J Knee Surg 2015; 28(03): 255-262
DOI: 10.1055/s-0034-1388657
Original Article
Thieme Medical Publishers 333 Seventh Avenue, New York, NY 10001, USA.

Treatment of Tibial Eminence Fractures: A Systematic Review

Ljiljana Bogunovic
1   Department of Orthopaedic Surgery, Washington University School of Medicine, Saint Louis, Missouri
,
Majd Tarabichi
1   Department of Orthopaedic Surgery, Washington University School of Medicine, Saint Louis, Missouri
,
David Harris
1   Department of Orthopaedic Surgery, Washington University School of Medicine, Saint Louis, Missouri
,
Rick Wright
1   Department of Orthopaedic Surgery, Washington University School of Medicine, Saint Louis, Missouri
› Author Affiliations
Further Information

Publication History

24 April 2014

13 July 2014

Publication Date:
27 August 2014 (online)

Abstract

Fractures of the tibial eminence are rare, accounting for less than 1% of the injuries involving the anterior cruciate ligament (ACL). Most agree that nondisplaced fractures can be managed nonoperatively, but debate exists over the ideal treatment of displaced fractures. This systematic review evaluates the outcome of nonoperatively and operatively managed displaced tibial eminence fractures. The PubMed, Embase, and Cochrane databases were queried. Inclusion criteria included reported outcomes of displaced tibial eminence fractures, minimum 2-year follow-up, and English language. Outcomes reported were pooled and included the following: clinical instability (Lachman/anterior drawer, pivot shift, and KT 1000), patient-reported pain and/or instability, return to sport, Lysholm, Tegner, and the need for ACL reconstruction. Comparison was made in the outcomes of nonoperatively and operatively treated fractures and between suture and screw fixation techniques.
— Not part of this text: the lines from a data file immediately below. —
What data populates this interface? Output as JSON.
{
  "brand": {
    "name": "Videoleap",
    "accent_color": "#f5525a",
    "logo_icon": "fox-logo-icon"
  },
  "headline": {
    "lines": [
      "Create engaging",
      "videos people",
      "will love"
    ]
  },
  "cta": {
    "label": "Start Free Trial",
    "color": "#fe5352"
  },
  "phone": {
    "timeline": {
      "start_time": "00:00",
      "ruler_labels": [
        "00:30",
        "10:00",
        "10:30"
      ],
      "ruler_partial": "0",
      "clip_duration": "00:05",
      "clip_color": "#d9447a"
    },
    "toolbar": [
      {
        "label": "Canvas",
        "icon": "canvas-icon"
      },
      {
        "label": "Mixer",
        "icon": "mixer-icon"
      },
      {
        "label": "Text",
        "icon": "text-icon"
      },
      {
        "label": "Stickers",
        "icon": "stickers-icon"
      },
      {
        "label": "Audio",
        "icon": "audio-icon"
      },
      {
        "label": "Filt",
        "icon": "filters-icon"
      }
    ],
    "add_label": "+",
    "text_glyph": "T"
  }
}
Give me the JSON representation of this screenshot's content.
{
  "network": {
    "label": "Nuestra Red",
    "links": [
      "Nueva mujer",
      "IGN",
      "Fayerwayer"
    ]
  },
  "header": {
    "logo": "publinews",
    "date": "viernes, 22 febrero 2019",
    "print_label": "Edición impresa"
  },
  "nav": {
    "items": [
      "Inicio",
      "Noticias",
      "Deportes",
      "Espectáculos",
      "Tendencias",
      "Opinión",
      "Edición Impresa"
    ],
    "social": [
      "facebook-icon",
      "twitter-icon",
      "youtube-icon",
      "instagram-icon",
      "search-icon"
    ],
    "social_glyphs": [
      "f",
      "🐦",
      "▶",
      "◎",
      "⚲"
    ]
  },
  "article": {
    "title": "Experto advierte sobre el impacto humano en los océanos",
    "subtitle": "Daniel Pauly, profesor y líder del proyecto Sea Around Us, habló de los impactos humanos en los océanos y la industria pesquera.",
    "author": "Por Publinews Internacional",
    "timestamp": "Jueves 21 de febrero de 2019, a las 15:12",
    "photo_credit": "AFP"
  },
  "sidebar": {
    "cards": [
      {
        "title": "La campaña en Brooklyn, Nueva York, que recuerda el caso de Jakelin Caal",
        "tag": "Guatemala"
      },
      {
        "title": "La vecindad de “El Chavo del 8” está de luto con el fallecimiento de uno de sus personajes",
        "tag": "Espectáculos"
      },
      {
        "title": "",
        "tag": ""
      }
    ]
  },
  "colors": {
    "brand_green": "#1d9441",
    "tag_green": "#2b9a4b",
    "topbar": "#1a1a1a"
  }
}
Overall 16 studies met the inclusion criteria. The pooled mean age was 23 years and mean follow-up was 35 months. Clinical instability was seen in 70% of nonoperatively treated patients and 14% of operatively treated patients (p < 0.0001). Patient-reported instability was higher in nonoperatively treated patients (54 vs. 1.2%, p < 0.0001), as was the rate of ACL reconstruction (10 vs. 1.0%, p = 0.036). In comparing suture fixation to screw fixation, patient-reported instability and the rate of ACL reconstruction were equivalent. Patients treated with screw fixation had a higher incidence of clinically measured instability (Lachman and KT arthrometer) and an increased rate of hardware removal (3.9 vs. 64.9%, p < 0.05). Surgically managed patients report less instability, are higher functioning, and require fewer ACL reconstructions when compared with nonoperatively treated patients. Suture fixation was associated with improvements in clinical measures of stability and decreased need for hardware removal; however, patient perception of stability and need for ACL reconstruction was no different between the two treatment methods.